Since 3 > 2.492, reject $H_0$

Conclusion: Teaching method significantly improves performance.

Example 3: 60 out of 200 customers prefer a new product. Is this different from the company’s claim that 30% prefer it? Use 5% significance.

Solution:

• $H_0:p=0.30$
• $H_1:p\ne 0.30$

Sample proportion:

$$\begin{gathered} \hat{p}=\frac{60}{200}=0.30 \\ Z=\frac{\hat{p}-p_0}{\sqrt{p_0(1-p_0)/n}}=\frac{0.30-0.30}{\sqrt{0.30\cdot 0.70/200}}=\frac{0}{\sqrt{0.00105}}=0 \end{gathered}$$

Since Z = 0 lies within ±1.96 → fail to reject H_0

Conclusion: No significant difference in customer preference.

Example 4: An investor claims their portfolio return is more than the market return of 10%. From 10 observations, mean = 12%, s.d. = 3%.

Solution:

$H_0:\mu =10$

$H_1:mu>10$

$t=\frac{12-10}{3/\sqrt{10}}=\frac{2}{0.948}\approx 2.11$

$\text{Degrees of freedom = 9}$

At 5% significance $t_{0.05,9}\approx 1.833$

Since 2.11 > 1.833 → reject H_0

Conclusion: Portfolio outperforms the market.
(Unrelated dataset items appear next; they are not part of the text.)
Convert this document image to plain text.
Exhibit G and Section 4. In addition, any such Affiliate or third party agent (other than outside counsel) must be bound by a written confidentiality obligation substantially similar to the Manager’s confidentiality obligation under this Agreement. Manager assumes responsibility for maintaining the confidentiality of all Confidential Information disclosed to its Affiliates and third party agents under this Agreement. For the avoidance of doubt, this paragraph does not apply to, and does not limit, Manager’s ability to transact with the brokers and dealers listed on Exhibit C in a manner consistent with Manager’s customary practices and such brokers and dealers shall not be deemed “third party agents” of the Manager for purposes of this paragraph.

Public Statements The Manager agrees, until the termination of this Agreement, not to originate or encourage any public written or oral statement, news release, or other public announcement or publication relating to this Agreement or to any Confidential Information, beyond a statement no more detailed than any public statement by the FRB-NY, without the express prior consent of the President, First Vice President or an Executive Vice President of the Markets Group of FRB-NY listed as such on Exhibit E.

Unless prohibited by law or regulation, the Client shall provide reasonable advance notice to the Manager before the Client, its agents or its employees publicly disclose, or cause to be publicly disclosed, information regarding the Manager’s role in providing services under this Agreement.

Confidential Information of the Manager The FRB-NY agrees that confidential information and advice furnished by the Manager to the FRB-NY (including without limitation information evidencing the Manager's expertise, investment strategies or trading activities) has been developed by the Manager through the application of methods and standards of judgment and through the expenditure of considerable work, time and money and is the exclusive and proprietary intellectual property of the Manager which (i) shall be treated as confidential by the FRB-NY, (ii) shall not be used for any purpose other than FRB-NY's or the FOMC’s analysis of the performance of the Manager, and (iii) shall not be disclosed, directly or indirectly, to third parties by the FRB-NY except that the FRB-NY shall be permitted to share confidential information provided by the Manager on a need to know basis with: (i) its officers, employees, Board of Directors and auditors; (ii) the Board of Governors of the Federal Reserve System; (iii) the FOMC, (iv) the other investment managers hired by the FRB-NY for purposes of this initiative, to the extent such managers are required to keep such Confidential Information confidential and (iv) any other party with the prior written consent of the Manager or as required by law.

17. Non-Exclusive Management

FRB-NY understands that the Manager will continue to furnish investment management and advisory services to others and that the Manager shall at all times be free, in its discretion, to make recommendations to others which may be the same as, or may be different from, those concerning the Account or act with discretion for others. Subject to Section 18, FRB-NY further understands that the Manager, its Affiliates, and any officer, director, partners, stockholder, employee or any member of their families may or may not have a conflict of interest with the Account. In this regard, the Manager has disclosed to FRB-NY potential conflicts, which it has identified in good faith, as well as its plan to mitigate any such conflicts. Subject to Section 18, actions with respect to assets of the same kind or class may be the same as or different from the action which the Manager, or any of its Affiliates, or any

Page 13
12.0Practice Questions on Null Hypothesis

Q1. A diet program claims to reduce weight by 5 kg. A sample of 20 participants showed an average weight loss of 4.2 kg with s.d. = 1.5 kg. Test the claim at 0.05 significance.

Q2. A college asserts that 80% of its students pass the final exam. From a sample of 100 students, 76 passed. Is the claim valid at 1% significance?

Q3. A factory claims that machine A produces bulbs lasting 1200 hours. A sample of 30 bulbs shows an average of 1185 hours with s.d. of 40 hours. Test at 5%.

Q4. A sample of 50 packets weighs 202 g on average. Is it different from the labeled weight of 200 g (population s.d. = 5 g)? Use 1% significance.